Un tempo esiguo, calcolato in sette anni appena, sufficienti per salvare e condannare per sempre il pianeta in cui viviamo. Il temibile countdown che sostituisce l’orologio astronomico Metronome installato nel 1999 sulla facciata di un grattacielo di Union Square, a New York, ha iniziato a conteggiare a ritroso anni, mesi, giorni, ore e minuti in occasione della Climate Week, la settimana dedicata ai cambiamenti climatici e alla salvaguardia ambientale che rientra nei programmi della 75esima sessione dell’assemblea generale dell’ONU, e calcola il tempo residuo sulla base di diversi studi delle Nazioni Unite che hanno valutato fino al 2028 il grado di resistenza del pianeta al ritmo attuale di emissioni e inquinamento.
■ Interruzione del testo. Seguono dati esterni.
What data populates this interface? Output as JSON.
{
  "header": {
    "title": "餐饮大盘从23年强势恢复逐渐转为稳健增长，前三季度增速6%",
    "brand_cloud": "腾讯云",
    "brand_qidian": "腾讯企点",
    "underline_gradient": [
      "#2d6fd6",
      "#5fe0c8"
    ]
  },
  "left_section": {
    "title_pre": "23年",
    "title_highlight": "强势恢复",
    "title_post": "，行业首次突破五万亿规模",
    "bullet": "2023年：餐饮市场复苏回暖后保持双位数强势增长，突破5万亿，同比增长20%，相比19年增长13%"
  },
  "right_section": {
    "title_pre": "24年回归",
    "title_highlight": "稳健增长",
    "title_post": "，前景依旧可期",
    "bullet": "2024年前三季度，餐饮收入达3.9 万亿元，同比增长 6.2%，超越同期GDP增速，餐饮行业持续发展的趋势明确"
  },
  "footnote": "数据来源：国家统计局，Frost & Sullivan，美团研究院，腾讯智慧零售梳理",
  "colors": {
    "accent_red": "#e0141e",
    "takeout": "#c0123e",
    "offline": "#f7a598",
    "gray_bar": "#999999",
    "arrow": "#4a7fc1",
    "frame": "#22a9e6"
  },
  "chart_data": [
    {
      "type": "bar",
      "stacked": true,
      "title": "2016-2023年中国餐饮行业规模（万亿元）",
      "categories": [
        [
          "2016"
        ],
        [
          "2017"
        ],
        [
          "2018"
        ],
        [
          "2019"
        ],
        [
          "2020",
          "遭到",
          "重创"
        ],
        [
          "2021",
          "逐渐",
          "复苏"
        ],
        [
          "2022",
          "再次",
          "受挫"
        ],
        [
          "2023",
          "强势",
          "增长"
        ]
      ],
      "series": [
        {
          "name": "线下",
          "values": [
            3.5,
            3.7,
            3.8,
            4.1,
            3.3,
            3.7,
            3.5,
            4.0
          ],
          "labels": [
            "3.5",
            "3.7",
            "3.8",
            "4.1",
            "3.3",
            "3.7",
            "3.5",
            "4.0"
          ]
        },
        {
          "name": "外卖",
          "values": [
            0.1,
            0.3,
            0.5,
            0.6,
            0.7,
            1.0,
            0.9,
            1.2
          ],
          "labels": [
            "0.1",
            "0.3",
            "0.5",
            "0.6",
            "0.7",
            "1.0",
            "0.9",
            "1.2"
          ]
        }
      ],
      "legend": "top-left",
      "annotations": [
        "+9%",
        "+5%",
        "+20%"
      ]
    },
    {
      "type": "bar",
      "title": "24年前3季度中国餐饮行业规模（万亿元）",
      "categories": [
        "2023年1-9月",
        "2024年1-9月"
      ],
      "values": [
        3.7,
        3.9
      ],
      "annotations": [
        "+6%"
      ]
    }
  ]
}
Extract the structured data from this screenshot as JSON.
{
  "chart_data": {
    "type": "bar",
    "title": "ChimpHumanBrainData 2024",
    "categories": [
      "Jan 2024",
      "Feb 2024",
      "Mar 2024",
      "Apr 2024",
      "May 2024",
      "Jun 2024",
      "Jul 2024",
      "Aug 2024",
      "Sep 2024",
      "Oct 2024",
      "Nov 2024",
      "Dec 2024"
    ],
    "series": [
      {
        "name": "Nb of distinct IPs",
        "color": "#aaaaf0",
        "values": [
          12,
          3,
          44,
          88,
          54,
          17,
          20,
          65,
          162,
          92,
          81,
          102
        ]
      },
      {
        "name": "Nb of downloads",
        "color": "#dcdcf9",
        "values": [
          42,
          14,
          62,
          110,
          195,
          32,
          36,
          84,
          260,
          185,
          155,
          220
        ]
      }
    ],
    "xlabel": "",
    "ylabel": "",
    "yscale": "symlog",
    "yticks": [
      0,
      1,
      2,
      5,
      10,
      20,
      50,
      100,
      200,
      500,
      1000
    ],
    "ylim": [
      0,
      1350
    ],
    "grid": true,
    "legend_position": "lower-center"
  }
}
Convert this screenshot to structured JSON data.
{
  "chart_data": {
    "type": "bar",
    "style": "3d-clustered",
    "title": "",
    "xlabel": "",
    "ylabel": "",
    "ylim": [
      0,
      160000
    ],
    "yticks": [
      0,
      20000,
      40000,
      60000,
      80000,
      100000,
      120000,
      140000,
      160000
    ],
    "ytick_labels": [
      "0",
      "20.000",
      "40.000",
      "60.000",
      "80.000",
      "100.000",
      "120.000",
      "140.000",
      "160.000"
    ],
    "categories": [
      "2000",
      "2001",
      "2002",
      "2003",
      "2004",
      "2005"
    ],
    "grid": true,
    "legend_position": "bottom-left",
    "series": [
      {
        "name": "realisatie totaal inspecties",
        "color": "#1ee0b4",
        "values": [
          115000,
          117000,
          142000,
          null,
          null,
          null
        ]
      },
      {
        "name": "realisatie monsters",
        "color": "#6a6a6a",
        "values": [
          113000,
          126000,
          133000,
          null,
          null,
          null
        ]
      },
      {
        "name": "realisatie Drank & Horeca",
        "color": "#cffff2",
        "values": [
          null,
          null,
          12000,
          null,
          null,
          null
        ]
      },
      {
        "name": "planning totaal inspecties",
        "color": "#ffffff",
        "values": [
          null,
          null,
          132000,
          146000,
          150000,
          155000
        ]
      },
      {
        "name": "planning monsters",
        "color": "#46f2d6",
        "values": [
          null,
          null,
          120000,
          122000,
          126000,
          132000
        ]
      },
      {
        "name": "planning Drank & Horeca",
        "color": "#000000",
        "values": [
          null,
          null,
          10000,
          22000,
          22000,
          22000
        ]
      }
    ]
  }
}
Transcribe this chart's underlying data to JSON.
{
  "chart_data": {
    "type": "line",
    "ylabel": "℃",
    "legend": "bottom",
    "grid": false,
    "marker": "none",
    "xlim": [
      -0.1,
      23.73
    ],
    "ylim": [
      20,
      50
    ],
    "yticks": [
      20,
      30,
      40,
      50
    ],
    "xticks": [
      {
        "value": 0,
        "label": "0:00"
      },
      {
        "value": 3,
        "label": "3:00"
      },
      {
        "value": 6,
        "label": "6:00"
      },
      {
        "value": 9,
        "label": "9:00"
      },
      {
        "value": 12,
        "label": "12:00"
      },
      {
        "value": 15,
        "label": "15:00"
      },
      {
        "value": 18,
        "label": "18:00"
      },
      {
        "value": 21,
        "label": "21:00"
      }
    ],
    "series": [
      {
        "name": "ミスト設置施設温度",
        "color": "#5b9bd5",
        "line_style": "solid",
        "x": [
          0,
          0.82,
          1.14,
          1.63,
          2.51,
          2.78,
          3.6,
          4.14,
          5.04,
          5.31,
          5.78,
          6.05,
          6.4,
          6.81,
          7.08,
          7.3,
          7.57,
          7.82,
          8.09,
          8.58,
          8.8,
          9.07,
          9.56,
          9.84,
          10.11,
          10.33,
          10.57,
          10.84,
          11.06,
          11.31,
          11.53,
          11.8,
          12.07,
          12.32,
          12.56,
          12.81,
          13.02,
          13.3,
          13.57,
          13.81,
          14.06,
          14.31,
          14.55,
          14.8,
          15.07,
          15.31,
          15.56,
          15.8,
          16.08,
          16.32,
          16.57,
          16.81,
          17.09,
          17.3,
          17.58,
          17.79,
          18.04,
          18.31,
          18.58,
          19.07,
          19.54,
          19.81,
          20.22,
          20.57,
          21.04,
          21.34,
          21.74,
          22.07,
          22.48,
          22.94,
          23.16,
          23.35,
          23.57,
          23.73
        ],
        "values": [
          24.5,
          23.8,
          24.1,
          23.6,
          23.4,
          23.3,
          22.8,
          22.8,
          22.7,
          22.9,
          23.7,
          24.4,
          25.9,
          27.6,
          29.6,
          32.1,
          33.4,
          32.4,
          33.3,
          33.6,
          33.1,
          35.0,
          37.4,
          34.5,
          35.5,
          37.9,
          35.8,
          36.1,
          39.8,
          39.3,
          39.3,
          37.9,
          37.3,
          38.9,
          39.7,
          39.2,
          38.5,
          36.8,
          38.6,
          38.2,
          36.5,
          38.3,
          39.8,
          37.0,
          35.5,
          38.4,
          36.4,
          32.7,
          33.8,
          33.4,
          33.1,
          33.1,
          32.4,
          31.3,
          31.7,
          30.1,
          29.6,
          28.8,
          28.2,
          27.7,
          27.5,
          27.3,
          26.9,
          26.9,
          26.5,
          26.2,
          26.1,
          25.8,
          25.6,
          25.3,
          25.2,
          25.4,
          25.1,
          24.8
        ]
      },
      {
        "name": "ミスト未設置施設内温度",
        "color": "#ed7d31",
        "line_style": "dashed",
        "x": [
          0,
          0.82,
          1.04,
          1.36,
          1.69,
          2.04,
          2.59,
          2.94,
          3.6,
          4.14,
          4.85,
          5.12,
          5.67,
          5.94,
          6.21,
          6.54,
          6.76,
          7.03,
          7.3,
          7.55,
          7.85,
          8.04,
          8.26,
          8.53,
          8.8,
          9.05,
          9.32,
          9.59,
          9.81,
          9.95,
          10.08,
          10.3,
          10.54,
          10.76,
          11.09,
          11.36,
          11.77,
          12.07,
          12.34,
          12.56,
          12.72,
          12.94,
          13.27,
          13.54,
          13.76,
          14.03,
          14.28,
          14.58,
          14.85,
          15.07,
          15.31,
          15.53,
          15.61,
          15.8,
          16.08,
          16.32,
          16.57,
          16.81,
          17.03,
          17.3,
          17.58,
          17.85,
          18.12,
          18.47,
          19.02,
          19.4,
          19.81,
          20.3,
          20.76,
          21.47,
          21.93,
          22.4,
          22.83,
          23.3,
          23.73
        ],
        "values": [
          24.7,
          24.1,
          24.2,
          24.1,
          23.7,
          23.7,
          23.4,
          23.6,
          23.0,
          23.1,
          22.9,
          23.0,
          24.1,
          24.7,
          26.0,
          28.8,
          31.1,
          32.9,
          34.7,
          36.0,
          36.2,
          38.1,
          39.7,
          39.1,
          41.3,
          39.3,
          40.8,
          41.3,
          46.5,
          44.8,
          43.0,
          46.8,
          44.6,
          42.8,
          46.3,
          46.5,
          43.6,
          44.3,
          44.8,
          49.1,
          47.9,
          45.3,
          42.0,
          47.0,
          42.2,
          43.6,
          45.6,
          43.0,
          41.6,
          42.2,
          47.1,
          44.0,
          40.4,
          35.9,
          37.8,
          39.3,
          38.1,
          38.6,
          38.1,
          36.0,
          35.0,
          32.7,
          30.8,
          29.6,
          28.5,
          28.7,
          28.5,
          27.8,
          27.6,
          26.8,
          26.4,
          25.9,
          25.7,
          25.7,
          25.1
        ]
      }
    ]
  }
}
Voluto da due attivisti, Gan Golan e Andrew Boyd, e accompagnato da un sito che offre le istruzioni per realizzare un Climate Clock da sistemare nella propria città o paese, il conto alla rovescia climatico è stato lanciato con uno slogan (The Earth has a Deadline, il mondo ha una scadenza) e da pochi ed efficaci concetti: “L’umanità ha il potere di prolungare questo tempo, ma solo lavorando insieme e misurando i progressi in relazione ad obiettivi ben definiti”.